Местные жители посвятили нас во все новости. Из разговоров с ними мы поняли, что положение в районе напряженное, однако дела складывались не в пользу оккупантов. Население теперь твердо верило, что в ближайшее время сюда придут советские войска. Это было главное.
Даже продажные шкуры — полицейские заметно изменились. Они огрызались на замечания своих немецких хозяев, приторно лебезили перед населением, старались смягчить всякую обиду, нанесенную когда-либо человеку. Предатели чувствовали скорую расплату.
Из местного населения никто больше не поступал на службу к врагу, и немцы вынуждены были привозить откуда-то власовцев, выдавая их за вольных казаков.
В Зуях нас предупредили, что немцы и власовцы заняли почти все крупные села. Они отрядами ездят по деревням, выискивая партизан и коммунистических агитаторов.
Нам было известно, что в этих краях действует партизанская группа под командованием Сковроды. Еще за несколько дней до нашего похода командир Идрицкого партизанского отряда Никаненок упомянул эту показавшуюся нам смешной фамилию. Собираясь в Пустошкинский район, мы заручились письмом на имя Сковроды с просьбой оказать нам всяческое содействие.
Сковроду удалось найти на другой день. Мы встретились с ним в деревне Стайки через специального человека, адрес которого вручил мне Назаров.
Сковрода не очень обрадовался, когда узнал, что в его владения прибыло столько партизан.
— Тесновато будет, но ничего, — сказал он.
Ночью люди Сковроды повели наш отряд замысловатыми путями в лес, к землянкам. Мы долго петляли по густому заснеженному ельнику, пока наконец добрались до места. В лесу, недалеко от реки Алоли, еще с осени были вырыты две землянки. Нам предложили большую из них. Жилище, где предстояло нам обосноваться, походило на погреб, в котором храпят овощи. Внутри было темно, и, кроме поставленной на попа бочки, служившей печью, да снопов ржаной соломы, густо разбросанных по земляному полу, ничего не было. Однако землянка понравилась всем. Тепло, мягко, никакая вьюга нипочем. А что еще нужно нам, партизанам!

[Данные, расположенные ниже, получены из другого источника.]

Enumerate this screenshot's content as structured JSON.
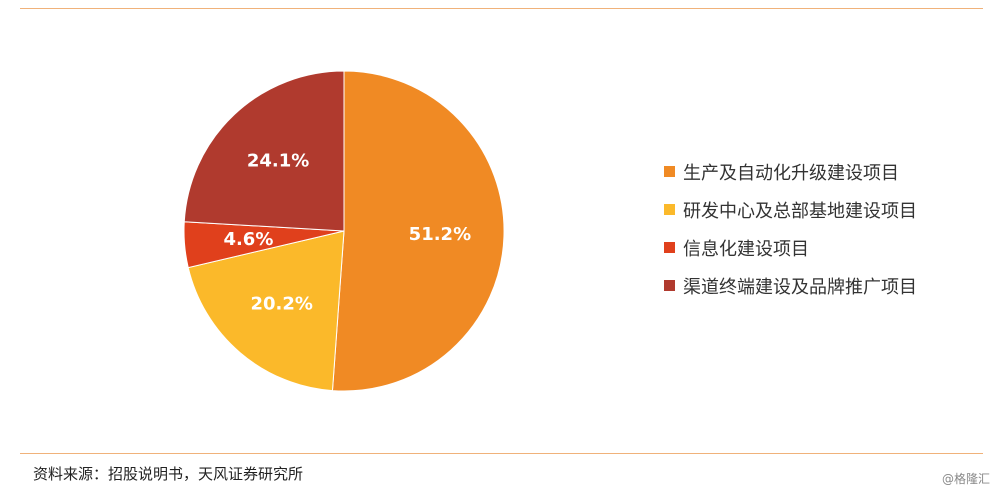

Бойцы затопили печь, смастерили светильники-коптилки, и жизнь пошла своим чередом.
В углу, под соломой, Петя Зеленый обнаружил гармонь.
— Ого! Живем, ребята! — крикнул он, растягивая меха.
Все очень обрадовались, но вскоре выяснилось, что играть на гармони никто не умеет. Она переходила из рук в руки.
— А ну-ка, Леша, потурлыкай ты. Может, что получится, — говорил Петя Зеленый пулеметчику Окуневу.
— Не-е, я только на пулемете играть могу. — отказывался тот.
Мы невольно вспомнили своих погибших гармонистов — Федю Попкова и Володю Волкова. Вот если бы сейчас они были с нами…
Спали рядами, прижавшись друг к другу. Было очень тесно и, если кто переворачивался на другой бок, переворачивались все. Чтобы не простудиться, спали в одежде и в валенках. Так было и удобнее, потому что ночью по очереди ходили в караул.
В целях безопасности выставляли на подступах к землянкам двойные посты. Часовые инструктировались строго, так как в случае внезапного нападения наша гибель была неминуема. Землянки представляли собой хорошие ловушки.
На другой день, утром, к нам зашел Сковрода.
— Как спалось, что снилось? — весело спросил он.
— Спасибо. Лучшего не желаем, — хором ответили бойцы.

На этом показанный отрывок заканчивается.